Problem Statement: Our client belongs to Agriculture industry with 100+ servers where they were running the Blockchain applications on Azure Kubernetes Service. They wanted to handle their traffic in an elegant way and hence were trying to migrate their servers to AKS but were facing challenges w.r.t setting up CI/CD pipeline in AKS and configuring proper alerting mechanism.
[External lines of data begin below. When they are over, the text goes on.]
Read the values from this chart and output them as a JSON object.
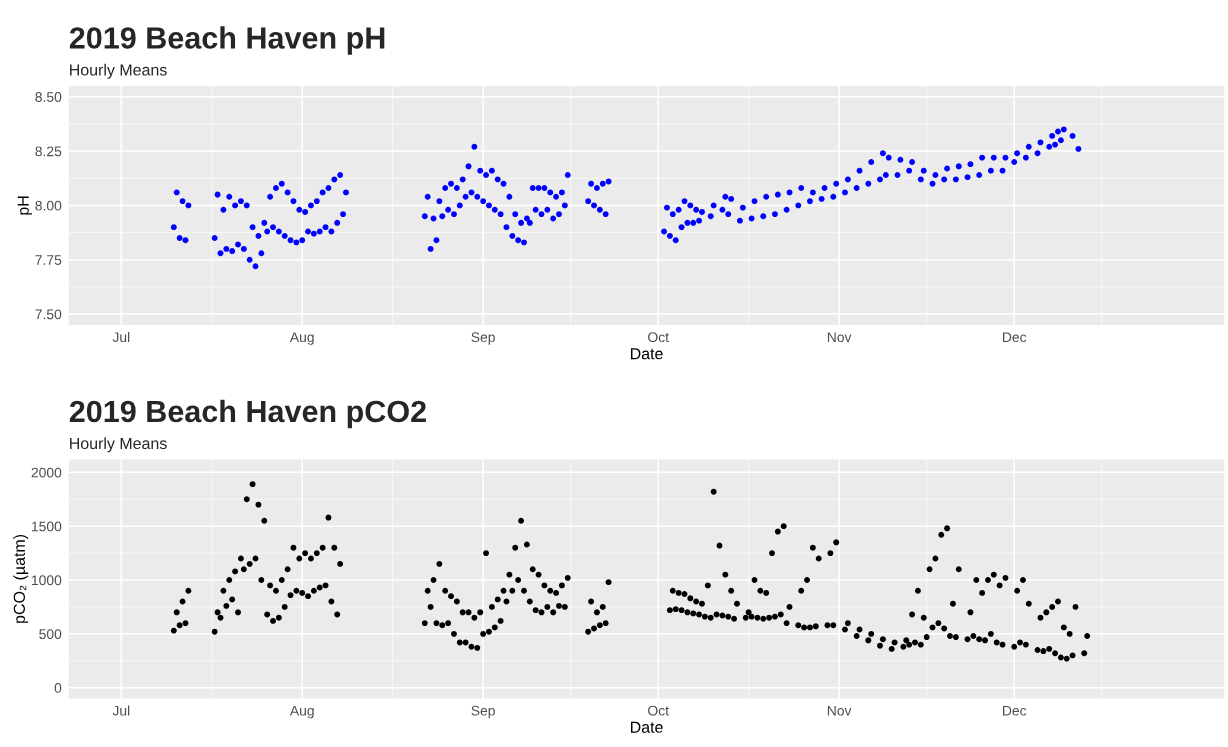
{
  "chart_data": [
    {
      "type": "scatter",
      "title": "2019 Beach Haven pH",
      "subtitle": "Hourly Means",
      "xlabel": "Date",
      "ylabel": "pH",
      "marker": "circle",
      "grid": true,
      "xlim": [
        "2019-06-22",
        "2020-01-06"
      ],
      "ylim": [
        7.45,
        8.55
      ],
      "xticks": [
        {
          "value": "2019-07-01",
          "label": "Jul"
        },
        {
          "value": "2019-08-01",
          "label": "Aug"
        },
        {
          "value": "2019-09-01",
          "label": "Sep"
        },
        {
          "value": "2019-10-01",
          "label": "Oct"
        },
        {
          "value": "2019-11-01",
          "label": "Nov"
        },
        {
          "value": "2019-12-01",
          "label": "Dec"
        }
      ],
      "yticks": [
        {
          "value": 7.5,
          "label": "7.50"
        },
        {
          "value": 7.75,
          "label": "7.75"
        },
        {
          "value": 8.0,
          "label": "8.00"
        },
        {
          "value": 8.25,
          "label": "8.25"
        },
        {
          "value": 8.5,
          "label": "8.50"
        }
      ],
      "series": [
        {
          "color": "#0000ff",
          "x": [
            "2019-07-10",
            "2019-07-10T12:00",
            "2019-07-11",
            "2019-07-11T12:00",
            "2019-07-12",
            "2019-07-12T12:00",
            "2019-07-17",
            "2019-07-17T12:00",
            "2019-07-18",
            "2019-07-18T12:00",
            "2019-07-19",
            "2019-07-19T12:00",
            "2019-07-20",
            "2019-07-20T12:00",
            "2019-07-21",
            "2019-07-21T12:00",
            "2019-07-22",
            "2019-07-22T12:00",
            "2019-07-23",
            "2019-07-23T12:00",
            "2019-07-24",
            "2019-07-24T12:00",
            "2019-07-25",
            "2019-07-25T12:00",
            "2019-07-26",
            "2019-07-26T12:00",
            "2019-07-27",
            "2019-07-27T12:00",
            "2019-07-28",
            "2019-07-28T12:00",
            "2019-07-29",
            "2019-07-29T12:00",
            "2019-07-30",
            "2019-07-30T12:00",
            "2019-07-31",
            "2019-07-31T12:00",
            "2019-08-01",
            "2019-08-01T12:00",
            "2019-08-02",
            "2019-08-02T12:00",
            "2019-08-03",
            "2019-08-03T12:00",
            "2019-08-04",
            "2019-08-04T12:00",
            "2019-08-05",
            "2019-08-05T12:00",
            "2019-08-06",
            "2019-08-06T12:00",
            "2019-08-07",
            "2019-08-07T12:00",
            "2019-08-08",
            "2019-08-08T12:00",
            "2019-08-22",
            "2019-08-22T12:00",
            "2019-08-23",
            "2019-08-23T12:00",
            "2019-08-24",
            "2019-08-24T12:00",
            "2019-08-25",
            "2019-08-25T12:00",
            "2019-08-26",
            "2019-08-26T12:00",
            "2019-08-27",
            "2019-08-27T12:00",
            "2019-08-28",
            "2019-08-28T12:00",
            "2019-08-29",
            "2019-08-29T12:00",
            "2019-08-30",
            "2019-08-30T12:00",
            "2019-08-31",
            "2019-08-31T12:00",
            "2019-09-01",
            "2019-09-01T12:00",
            "2019-09-02",
            "2019-09-02T12:00",
            "2019-09-03",
            "2019-09-03T12:00",
            "2019-09-04",
            "2019-09-04T12:00",
            "2019-09-05",
            "2019-09-05T12:00",
            "2019-09-06",
            "2019-09-06T12:00",
            "2019-09-07",
            "2019-09-07T12:00",
            "2019-09-08",
            "2019-09-08T12:00",
            "2019-09-09",
            "2019-09-09T12:00",
            "2019-09-10",
            "2019-09-10T12:00",
            "2019-09-11",
            "2019-09-11T12:00",
            "2019-09-12",
            "2019-09-12T12:00",
            "2019-09-13",
            "2019-09-13T12:00",
            "2019-09-14",
            "2019-09-14T12:00",
            "2019-09-15",
            "2019-09-15T12:00",
            "2019-09-19",
            "2019-09-19T12:00",
            "2019-09-20",
            "2019-09-20T12:00",
            "2019-09-21",
            "2019-09-21T12:00",
            "2019-09-22",
            "2019-09-22T12:00",
            "2019-10-02",
            "2019-10-02T12:00",
            "2019-10-03",
            "2019-10-03T12:00",
            "2019-10-04",
            "2019-10-04T12:00",
            "2019-10-05",
            "2019-10-05T12:00",
            "2019-10-06",
            "2019-10-06T12:00",
            "2019-10-07",
            "2019-10-07T12:00",
            "2019-10-08",
            "2019-10-08T12:00",
            "2019-10-10",
            "2019-10-10T12:00",
            "2019-10-12",
            "2019-10-12T12:00",
            "2019-10-13",
            "2019-10-13T12:00",
            "2019-10-15",
            "2019-10-15T12:00",
            "2019-10-17",
            "2019-10-17T12:00",
            "2019-10-19",
            "2019-10-19T12:00",
            "2019-10-21",
            "2019-10-21T12:00",
            "2019-10-23",
            "2019-10-23T12:00",
            "2019-10-25",
            "2019-10-25T12:00",
            "2019-10-27",
            "2019-10-27T12:00",
            "2019-10-29",
            "2019-10-29T12:00",
            "2019-10-31",
            "2019-10-31T12:00",
            "2019-11-02",
            "2019-11-02T12:00",
            "2019-11-04",
            "2019-11-04T12:00",
            "2019-11-06",
            "2019-11-06T12:00",
            "2019-11-08",
            "2019-11-08T12:00",
            "2019-11-09",
            "2019-11-09T12:00",
            "2019-11-11",
            "2019-11-11T12:00",
            "2019-11-13",
            "2019-11-13T12:00",
            "2019-11-15",
            "2019-11-15T12:00",
            "2019-11-17",
            "2019-11-17T12:00",
            "2019-11-19",
            "2019-11-19T12:00",
            "2019-11-21",
            "2019-11-21T12:00",
            "2019-11-23",
            "2019-11-23T12:00",
            "2019-11-25",
            "2019-11-25T12:00",
            "2019-11-27",
            "2019-11-27T12:00",
            "2019-11-29",
            "2019-11-29T12:00",
            "2019-12-01",
            "2019-12-01T12:00",
            "2019-12-03",
            "2019-12-03T12:00",
            "2019-12-05",
            "2019-12-05T12:00",
            "2019-12-07",
            "2019-12-07T12:00",
            "2019-12-08",
            "2019-12-08T12:00",
            "2019-12-09",
            "2019-12-09T12:00",
            "2019-12-11",
            "2019-12-12"
          ],
          "values": [
            7.9,
            8.06,
            7.85,
            8.02,
            7.84,
            8.0,
            7.85,
            8.05,
            7.78,
            7.98,
            7.8,
            8.04,
            7.79,
            8.0,
            7.82,
            8.02,
            7.8,
            8.0,
            7.75,
            7.9,
            7.72,
            7.86,
            7.78,
            7.92,
            7.88,
            8.04,
            7.9,
            8.08,
            7.88,
            8.1,
            7.86,
            8.06,
            7.84,
            8.02,
            7.83,
            7.98,
            7.84,
            7.97,
            7.88,
            8.0,
            7.87,
            8.02,
            7.88,
            8.06,
            7.9,
            8.08,
            7.88,
            8.12,
            7.92,
            8.14,
            7.96,
            8.06,
            7.95,
            8.04,
            7.8,
            7.94,
            7.84,
            8.02,
            7.95,
            8.08,
            7.98,
            8.1,
            7.96,
            8.08,
            8.0,
            8.12,
            8.04,
            8.18,
            8.06,
            8.27,
            8.04,
            8.16,
            8.02,
            8.14,
            8.0,
            8.16,
            7.98,
            8.12,
            7.96,
            8.1,
            7.9,
            8.04,
            7.86,
            7.96,
            7.84,
            7.92,
            7.83,
            7.94,
            7.92,
            8.08,
            7.98,
            8.08,
            7.96,
            8.08,
            7.98,
            8.06,
            7.94,
            8.04,
            7.96,
            8.06,
            8.0,
            8.14,
            8.02,
            8.1,
            8.0,
            8.08,
            7.98,
            8.1,
            7.96,
            8.11,
            7.88,
            7.99,
            7.86,
            7.96,
            7.84,
            7.98,
            7.9,
            8.02,
            7.92,
            8.0,
            7.92,
            7.98,
            7.93,
            7.97,
            7.95,
            8.0,
            7.98,
            8.04,
            7.96,
            8.03,
            7.93,
            7.99,
            7.94,
            8.02,
            7.95,
            8.04,
            7.96,
            8.05,
            7.98,
            8.06,
            8.0,
            8.08,
            8.02,
            8.06,
            8.03,
            8.08,
            8.04,
            8.1,
            8.06,
            8.12,
            8.08,
            8.16,
            8.1,
            8.2,
            8.12,
            8.24,
            8.14,
            8.22,
            8.14,
            8.21,
            8.16,
            8.2,
            8.12,
            8.16,
            8.1,
            8.14,
            8.12,
            8.17,
            8.12,
            8.18,
            8.13,
            8.19,
            8.14,
            8.22,
            8.16,
            8.22,
            8.16,
            8.22,
            8.2,
            8.24,
            8.22,
            8.27,
            8.24,
            8.29,
            8.27,
            8.32,
            8.28,
            8.34,
            8.3,
            8.35,
            8.32,
            8.26
          ]
        }
      ]
    },
    {
      "type": "scatter",
      "title": "2019 Beach Haven pCO2",
      "subtitle": "Hourly Means",
      "xlabel": "Date",
      "ylabel": "pCO₂ (µatm)",
      "marker": "circle",
      "grid": true,
      "xlim": [
        "2019-06-22",
        "2020-01-06"
      ],
      "ylim": [
        -100,
        2120
      ],
      "xticks": [
        {
          "value": "2019-07-01",
          "label": "Jul"
        },
        {
          "value": "2019-08-01",
          "label": "Aug"
        },
        {
          "value": "2019-09-01",
          "label": "Sep"
        },
        {
          "value": "2019-10-01",
          "label": "Oct"
        },
        {
          "value": "2019-11-01",
          "label": "Nov"
        },
        {
          "value": "2019-12-01",
          "label": "Dec"
        }
      ],
      "yticks": [
        0,
        500,
        1000,
        1500,
        2000
      ],
      "series": [
        {
          "color": "#000000",
          "x": [
            "2019-07-10",
            "2019-07-10T12:00",
            "2019-07-11",
            "2019-07-11T12:00",
            "2019-07-12",
            "2019-07-12T12:00",
            "2019-07-17",
            "2019-07-17T12:00",
            "2019-07-18",
            "2019-07-18T12:00",
            "2019-07-19",
            "2019-07-19T12:00",
            "2019-07-20",
            "2019-07-20T12:00",
            "2019-07-21",
            "2019-07-21T12:00",
            "2019-07-22",
            "2019-07-22T12:00",
            "2019-07-23",
            "2019-07-23T12:00",
            "2019-07-24",
            "2019-07-24T12:00",
            "2019-07-25",
            "2019-07-25T12:00",
            "2019-07-26",
            "2019-07-26T12:00",
            "2019-07-27",
            "2019-07-27T12:00",
            "2019-07-28",
            "2019-07-28T12:00",
            "2019-07-29",
            "2019-07-29T12:00",
            "2019-07-30",
            "2019-07-30T12:00",
            "2019-07-31",
            "2019-07-31T12:00",
            "2019-08-01",
            "2019-08-01T12:00",
            "2019-08-02",
            "2019-08-02T12:00",
            "2019-08-03",
            "2019-08-03T12:00",
            "2019-08-04",
            "2019-08-04T12:00",
            "2019-08-05",
            "2019-08-05T12:00",
            "2019-08-06",
            "2019-08-06T12:00",
            "2019-08-07",
            "2019-08-07T12:00",
            "2019-08-22",
            "2019-08-22T12:00",
            "2019-08-23",
            "2019-08-23T12:00",
            "2019-08-24",
            "2019-08-24T12:00",
            "2019-08-25",
            "2019-08-25T12:00",
            "2019-08-26",
            "2019-08-26T12:00",
            "2019-08-27",
            "2019-08-27T12:00",
            "2019-08-28",
            "2019-08-28T12:00",
            "2019-08-29",
            "2019-08-29T12:00",
            "2019-08-30",
            "2019-08-30T12:00",
            "2019-08-31",
            "2019-08-31T12:00",
            "2019-09-01",
            "2019-09-01T12:00",
            "2019-09-02",
            "2019-09-02T12:00",
            "2019-09-03",
            "2019-09-03T12:00",
            "2019-09-04",
            "2019-09-04T12:00",
            "2019-09-05",
            "2019-09-05T12:00",
            "2019-09-06",
            "2019-09-06T12:00",
            "2019-09-07",
            "2019-09-07T12:00",
            "2019-09-08",
            "2019-09-08T12:00",
            "2019-09-09",
            "2019-09-09T12:00",
            "2019-09-10",
            "2019-09-10T12:00",
            "2019-09-11",
            "2019-09-11T12:00",
            "2019-09-12",
            "2019-09-12T12:00",
            "2019-09-13",
            "2019-09-13T12:00",
            "2019-09-14",
            "2019-09-14T12:00",
            "2019-09-15",
            "2019-09-15T12:00",
            "2019-09-19",
            "2019-09-19T12:00",
            "2019-09-20",
            "2019-09-20T12:00",
            "2019-09-21",
            "2019-09-21T12:00",
            "2019-09-22",
            "2019-09-22T12:00",
            "2019-10-03",
            "2019-10-03T12:00",
            "2019-10-04",
            "2019-10-04T12:00",
            "2019-10-05",
            "2019-10-05T12:00",
            "2019-10-06",
            "2019-10-06T12:00",
            "2019-10-07",
            "2019-10-07T12:00",
            "2019-10-08",
            "2019-10-08T12:00",
            "2019-10-09",
            "2019-10-09T12:00",
            "2019-10-10",
            "2019-10-10T12:00",
            "2019-10-11",
            "2019-10-11T12:00",
            "2019-10-12",
            "2019-10-12T12:00",
            "2019-10-13",
            "2019-10-13T12:00",
            "2019-10-14",
            "2019-10-14T12:00",
            "2019-10-16",
            "2019-10-16T12:00",
            "2019-10-17",
            "2019-10-17T12:00",
            "2019-10-18",
            "2019-10-18T12:00",
            "2019-10-19",
            "2019-10-19T12:00",
            "2019-10-20",
            "2019-10-20T12:00",
            "2019-10-21",
            "2019-10-21T12:00",
            "2019-10-22",
            "2019-10-22T12:00",
            "2019-10-23",
            "2019-10-23T12:00",
            "2019-10-25",
            "2019-10-25T12:00",
            "2019-10-26",
            "2019-10-26T12:00",
            "2019-10-27",
            "2019-10-27T12:00",
            "2019-10-28",
            "2019-10-28T12:00",
            "2019-10-30",
            "2019-10-30T12:00",
            "2019-10-31",
            "2019-10-31T12:00",
            "2019-11-02",
            "2019-11-02T12:00",
            "2019-11-04",
            "2019-11-04T12:00",
            "2019-11-06",
            "2019-11-06T12:00",
            "2019-11-08",
            "2019-11-08T12:00",
            "2019-11-10",
            "2019-11-10T12:00",
            "2019-11-12",
            "2019-11-12T12:00",
            "2019-11-13",
            "2019-11-13T12:00",
            "2019-11-14",
            "2019-11-14T12:00",
            "2019-11-15",
            "2019-11-15T12:00",
            "2019-11-16",
            "2019-11-16T12:00",
            "2019-11-17",
            "2019-11-17T12:00",
            "2019-11-18",
            "2019-11-18T12:00",
            "2019-11-19",
            "2019-11-19T12:00",
            "2019-11-20",
            "2019-11-20T12:00",
            "2019-11-21",
            "2019-11-21T12:00",
            "2019-11-23",
            "2019-11-23T12:00",
            "2019-11-24",
            "2019-11-24T12:00",
            "2019-11-25",
            "2019-11-25T12:00",
            "2019-11-26",
            "2019-11-26T12:00",
            "2019-11-27",
            "2019-11-27T12:00",
            "2019-11-28",
            "2019-11-28T12:00",
            "2019-11-29",
            "2019-11-29T12:00",
            "2019-12-01",
            "2019-12-01T12:00",
            "2019-12-02",
            "2019-12-02T12:00",
            "2019-12-03",
            "2019-12-03T12:00",
            "2019-12-05",
            "2019-12-05T12:00",
            "2019-12-06",
            "2019-12-06T12:00",
            "2019-12-07",
            "2019-12-07T12:00",
            "2019-12-08",
            "2019-12-08T12:00",
            "2019-12-09",
            "2019-12-09T12:00",
            "2019-12-10",
            "2019-12-10T12:00",
            "2019-12-11",
            "2019-12-11T12:00",
            "2019-12-13",
            "2019-12-13T12:00"
          ],
          "values": [
            530,
            700,
            580,
            800,
            600,
            900,
            520,
            700,
            650,
            900,
            760,
            1000,
            820,
            1080,
            700,
            1200,
            1100,
            1750,
            1150,
            1890,
            1200,
            1700,
            1000,
            1550,
            680,
            950,
            620,
            900,
            650,
            1000,
            750,
            1100,
            860,
            1300,
            900,
            1200,
            880,
            1250,
            850,
            1200,
            900,
            1250,
            930,
            1300,
            950,
            1580,
            800,
            1300,
            680,
            1150,
            600,
            900,
            750,
            1000,
            600,
            1150,
            580,
            900,
            600,
            850,
            500,
            800,
            420,
            700,
            420,
            700,
            380,
            650,
            370,
            700,
            500,
            1250,
            520,
            750,
            560,
            820,
            620,
            900,
            800,
            1050,
            900,
            1300,
            1000,
            1550,
            900,
            1330,
            800,
            1100,
            720,
            1050,
            700,
            950,
            750,
            900,
            700,
            880,
            760,
            950,
            750,
            1020,
            520,
            800,
            550,
            700,
            580,
            750,
            600,
            980,
            720,
            900,
            730,
            880,
            720,
            870,
            700,
            830,
            690,
            800,
            680,
            780,
            660,
            950,
            650,
            1820,
            680,
            1320,
            670,
            1050,
            660,
            900,
            640,
            780,
            650,
            700,
            660,
            1000,
            650,
            900,
            640,
            880,
            650,
            1250,
            660,
            1450,
            680,
            1500,
            600,
            750,
            580,
            900,
            560,
            1000,
            560,
            1300,
            570,
            1200,
            580,
            1250,
            580,
            1350,
            540,
            600,
            480,
            540,
            440,
            500,
            390,
            450,
            360,
            420,
            380,
            440,
            400,
            680,
            420,
            900,
            400,
            650,
            470,
            1100,
            560,
            1200,
            600,
            1420,
            550,
            1480,
            480,
            780,
            470,
            1100,
            450,
            700,
            480,
            1000,
            450,
            880,
            440,
            1000,
            500,
            1050,
            420,
            950,
            400,
            1020,
            380,
            900,
            420,
            1000,
            400,
            780,
            350,
            650,
            340,
            700,
            360,
            750,
            320,
            800,
            280,
            560,
            270,
            500,
            300,
            750,
            320,
            480
          ]
        }
      ]
    }
  ]
}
Solution: We helped them migrate their application to Kubernetes with the help of tools like Git, Docker, Jenkins and Argo CD. The pipeline was fully automated to build the image and send the image to Azure Container Registry and scan for any vulnerabilities if present. Argo CD was then responsible for continuous deployment to AKS cluster. To handle the traffic spikes Horizontal Pod Autoscaler and cluster autoscaler was set up. The whole infrastructure on Azure (networking, roles, encryption keys, cluster etc.) was set up using the IAAC tool Terraform. The application was using the MariaDB and CosmosDB as the database. Along with this, proper monitoring tool using Grafana was set up for alerting purpose of all the resources in the AKS Cluster.
Challenges faced after deployment: The AKS environment was working perfectly fine for around 3 months until we encountered the first issue. In the logs we saw that one of application container went to pending state for about 10 minutes due to lack of nodes in the cluster due to which the application became slow.
How our team handled and proposed a new solution: As the cluster didn’t have the required number of nodes, we checked the autoscaling group logs and came to conclusion that the extra node took around 7-8 minutes to provision. We than implemented a concept called node overprovisioning where the fake applications were configured on a standby node and as soon as the production application needed to be deployed it would evict the fake application and make room for itself, thereby reducing the pending state near to zero.
In addition to above points before the implementation on production pipeline, we faced different challenges which was handled by our team:
⦿ Auto-trigger the Jenkins job while code is pushed to private repository.
⦿ Continuous deployment to AKS Cluster with auto-sync between repository and Cluster with best security-practices.
⦿ Triggering one job from the other Jenkins job using groovy script.